Atilla Dorsay

09 Ekim 2015

Bir zamanlar, İpek Yolu’nda....

Film tarihsel filmler çerçevesini aşarak bizlere İpek Yolu’nu anlatıyor

 

EJDER KILICI   (Dragon Blade)  X X X

Yönetim ve senaryo: Damien Lee
Görüntü: Dariusz Wolski
Müzik: Henry Lai
Oyuncular:  Jackie Chan, John Cusack, Adrien Brody, Si Won Choi, Peng Lin, Mika Wang, Yang Xiao/ Çin yapımı

 

 

Roma’nın dünyaya egemen olduğu yıllar...Ünlü İpek Yolu üzerinde yer alan halklar, Doğu ve Batı’yı bağlayan, hem siyaset hem ekonomi yönünden son derece önemli olan bu hattın üzerinde veya çevresinde yaşamaktadır.
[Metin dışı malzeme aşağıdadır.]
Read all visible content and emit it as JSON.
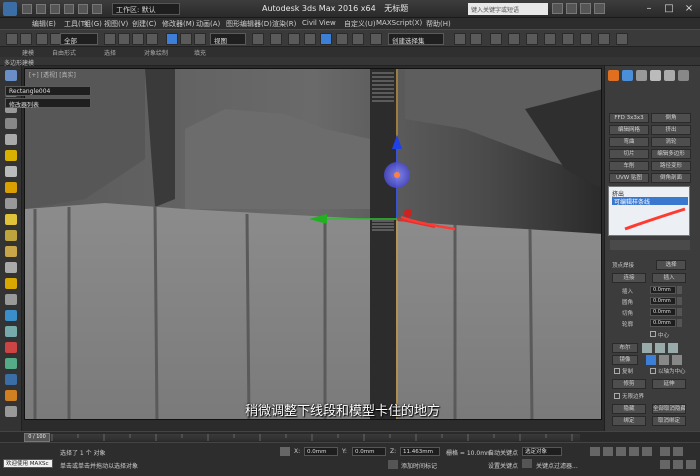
{
  "titlebar": {
    "workspace": "工作区: 默认",
    "app_title": "Autodesk 3ds Max 2016 x64",
    "file_title": "无标题",
    "search_placeholder": "键入关键字或短语"
  },
  "menu": [
    "编辑(E)",
    "工具(T)",
    "组(G)",
    "视图(V)",
    "创建(C)",
    "修改器(M)",
    "动画(A)",
    "图形编辑器(D)",
    "渲染(R)",
    "Civil View",
    "自定义(U)",
    "MAXScript(X)",
    "帮助(H)"
  ],
  "toolbar": {
    "selection_filter": "全部",
    "ref_coord": "视图",
    "selection_set": "创建选择集"
  },
  "ribbon": {
    "tabs": [
      "建模",
      "自由形式",
      "选择",
      "对象绘制",
      "填充"
    ],
    "sub_label": "多边形建模"
  },
  "viewport": {
    "label": "[+] [透视] [真实]",
    "caption": "稍微调整下线段和模型卡住的地方"
  },
  "command_panel": {
    "object_name": "Rectangle004",
    "modifier_list": "修改器列表",
    "modifier_buttons": [
      "FFD 3x3x3",
      "倒角",
      "编辑网格",
      "挤出",
      "弯曲",
      "涡轮",
      "切片",
      "编辑多边形",
      "车削",
      "路径变形",
      "UVW 贴图",
      "倒角剖面"
    ],
    "stack": [
      "挤出",
      "可编辑样条线"
    ],
    "section_select": "选择",
    "vertex_label": "顶点焊接",
    "attach": "附加",
    "buttons": [
      "连接",
      "插入"
    ],
    "fields": [
      {
        "label": "插入",
        "value": "0.0mm"
      },
      {
        "label": "圆角",
        "value": "0.0mm"
      },
      {
        "label": "切角",
        "value": "0.0mm"
      },
      {
        "label": "轮廓",
        "value": "0.0mm"
      }
    ],
    "center_label": "中心",
    "boolean_label": "布尔",
    "mirror_label": "镜像",
    "copy_label": "复制",
    "about_pivot": "以轴为中心",
    "trim": "修剪",
    "extend": "延伸",
    "infinite_bounds": "无限边界",
    "hide": "隐藏",
    "unhide_all": "全部取消隐藏",
    "bind": "绑定",
    "unbind": "取消绑定",
    "delete": "删除",
    "close": "关闭",
    "split": "拆分",
    "detach": "分离",
    "explode": "炸开"
  },
  "timeline": {
    "frame_display": "0 / 100",
    "ticks": [
      "0",
      "5",
      "10",
      "15",
      "20",
      "25",
      "30",
      "35",
      "40",
      "45",
      "50",
      "55",
      "60",
      "65",
      "70",
      "75",
      "80",
      "85",
      "90",
      "95",
      "100"
    ]
  },
  "status": {
    "welcome": "欢迎使用 MAXSc",
    "selected": "选择了 1 个 对象",
    "hint": "单击或单击并拖动以选择对象",
    "x_label": "X:",
    "x": "0.0mm",
    "y_label": "Y:",
    "y": "0.0mm",
    "z_label": "Z:",
    "z": "11.463mm",
    "grid": "栅格 = 10.0mm",
    "autokey": "自动关键点",
    "setkey": "设置关键点",
    "selected_obj": "选定对象",
    "add_time_tag": "添加时间标记",
    "key_filter": "关键点过滤器..."
  }
}
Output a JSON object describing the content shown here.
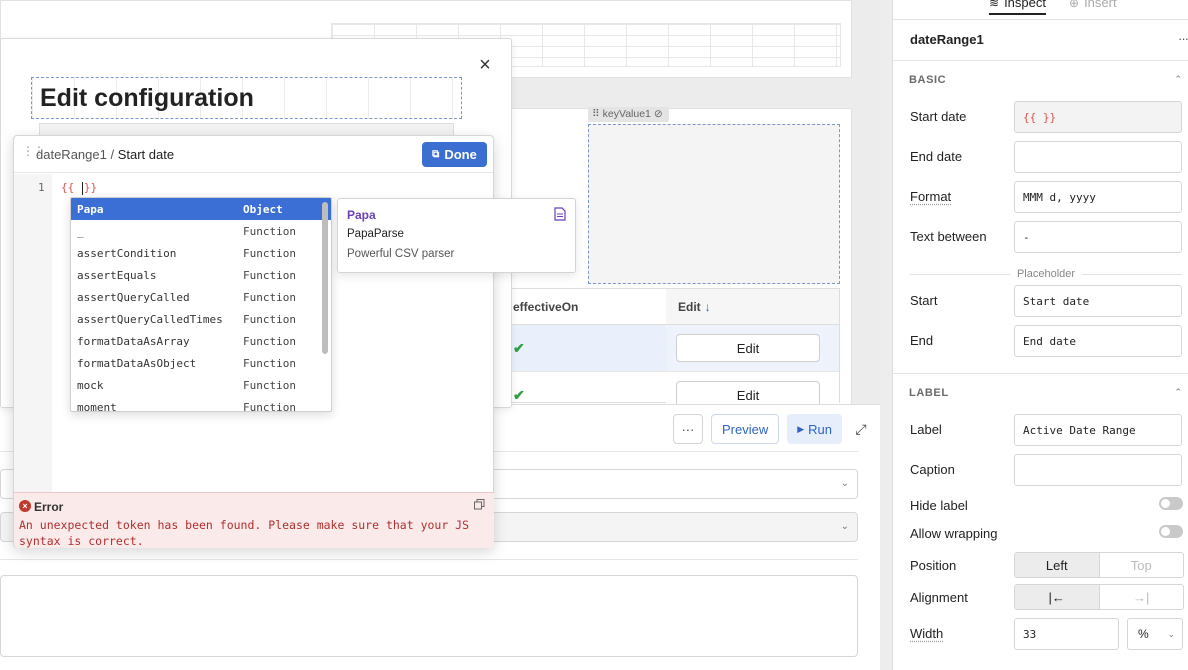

Hun’lardan bir grup, silahşör Hua An’ın komutanlığı altında çevrede barışı sağlamaya çalışmaktadır. Ama Roma elbette heryerde hazır ve nazır olma peşindedir.

Henüz bitmemiş bir kenti en ilkel yöntemlerle tamamlamaya çalışan An ve arkadaşları, birden ufukta beliren Roma askerleriyle şaşkına döner. Başlarındaki komutan Lucius’un yanında tuhaf bir çocuk vardır. Bu, taht savaşları sırasında gözleri ağabeyi, hırslı ve zalim Tiberius tarafından kör edilen bir oğlandır.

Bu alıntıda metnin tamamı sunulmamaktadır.